Manhattan Community Access Corporation v. Halleck

December 11, 2018 • Legal Briefs
By David Debold, Vince Eisinger, Grace Hart, Clifford Hwang, Ilya Shapiro, & Trevor Burrus

The Manhattan Neighborhood Network (MNN) was designated in 1991 to operate a public‐​access channel in New York City. The Manhattan Borough President has no control over MNN and chooses only two of the thirteen members of the board of directors. Jesus Melendez was a sometime contributor to the network who was suspended in 2012 for harassing an employee. He later produced a video that included harassing and threatening language toward MNN and the staff. In response, MNN banned the video from further airings as a violation of the network’s zero‐​tolerance policy for harassment. Melendez and his associate DeeDee Halleck brought a First Amendment claim against MNN, but the initial question was whether the network is a state actor for the purposes of the First Amendment.

The First Amendment applies only to state actors—it doesn’t apply private organizations like Walmart or the NFL—but it can be difficult to determine whether an entity is sufficiently controlled or influenced by a government (city, state, or federal) to be considered a state actor. The district court ruled that MNN was not a state actor, but the Second Circuit disagreed, ruling that MNN was a state actor by applying a strange “public‐​function” test. The panel majority concluded that a “public access channel is the electronic version of the public square,” found some connections to the government, and concluded MNN was a state actor. In so doing, the Second Circuit put too little emphasis on whether there was meaningful state control over the editorial decisions of MNN.

Cato filed an amicus brief in support of certiorari, and the Supreme Court took the case. Now, on the merits, Cato has again filed a brief that emphasizes the importance of having a clear line between state actors and private actors.
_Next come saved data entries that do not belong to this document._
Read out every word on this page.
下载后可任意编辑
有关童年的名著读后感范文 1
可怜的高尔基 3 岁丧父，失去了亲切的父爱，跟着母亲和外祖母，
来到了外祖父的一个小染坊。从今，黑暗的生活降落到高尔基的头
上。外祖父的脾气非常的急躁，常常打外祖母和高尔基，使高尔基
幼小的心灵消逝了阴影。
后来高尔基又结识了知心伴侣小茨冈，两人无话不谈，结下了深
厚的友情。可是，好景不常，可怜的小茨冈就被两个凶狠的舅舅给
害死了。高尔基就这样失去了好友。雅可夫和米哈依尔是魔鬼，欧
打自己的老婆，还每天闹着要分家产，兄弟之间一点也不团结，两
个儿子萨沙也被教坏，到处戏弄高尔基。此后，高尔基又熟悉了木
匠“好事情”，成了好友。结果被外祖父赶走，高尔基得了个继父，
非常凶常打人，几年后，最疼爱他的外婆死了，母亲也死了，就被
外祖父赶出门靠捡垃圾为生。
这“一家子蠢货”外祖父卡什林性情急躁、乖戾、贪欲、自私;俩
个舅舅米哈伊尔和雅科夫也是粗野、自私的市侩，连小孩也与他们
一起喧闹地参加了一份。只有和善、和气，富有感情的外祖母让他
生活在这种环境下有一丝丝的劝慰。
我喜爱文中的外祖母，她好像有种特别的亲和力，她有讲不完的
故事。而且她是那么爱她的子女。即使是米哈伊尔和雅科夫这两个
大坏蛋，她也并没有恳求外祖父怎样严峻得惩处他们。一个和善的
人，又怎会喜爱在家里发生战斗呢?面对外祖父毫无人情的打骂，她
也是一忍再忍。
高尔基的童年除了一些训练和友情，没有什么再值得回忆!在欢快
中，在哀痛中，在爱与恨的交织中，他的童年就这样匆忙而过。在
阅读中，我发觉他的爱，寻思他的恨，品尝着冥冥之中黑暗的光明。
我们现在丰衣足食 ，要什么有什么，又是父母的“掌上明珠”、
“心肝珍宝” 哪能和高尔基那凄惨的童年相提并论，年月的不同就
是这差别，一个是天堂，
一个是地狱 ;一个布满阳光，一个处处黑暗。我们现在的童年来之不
A free society needs strong protections for free speech in the public sphere, including protections against viewpoint discrimination, content restrictions, and other forms of censorship. But it’s also vital to have strong protections for private actors to speak, not speak, or to censor speech that does not comport with their views or values when that speech is performed on private property. By limiting the First Amendment to government actors, we maintain a broad ecology of free expression where individuals aren’t subject to constitutional liability because they choose to use their property to promote ideas that conform with their values.

The Second Circuit opinion shifts the focus of the state‐​actor requirement away from determining whether there was evidence of meaningful state control over a private party’s editorial decisions. In a time when many people are advocating for First Amendment constraints on social media companies like Facebook, it’s important that the Court put the “state” back in the state‐​actor requirement. Ultimately, clarifying the lines between the government and private actors helps create a more vigorous system of free expression.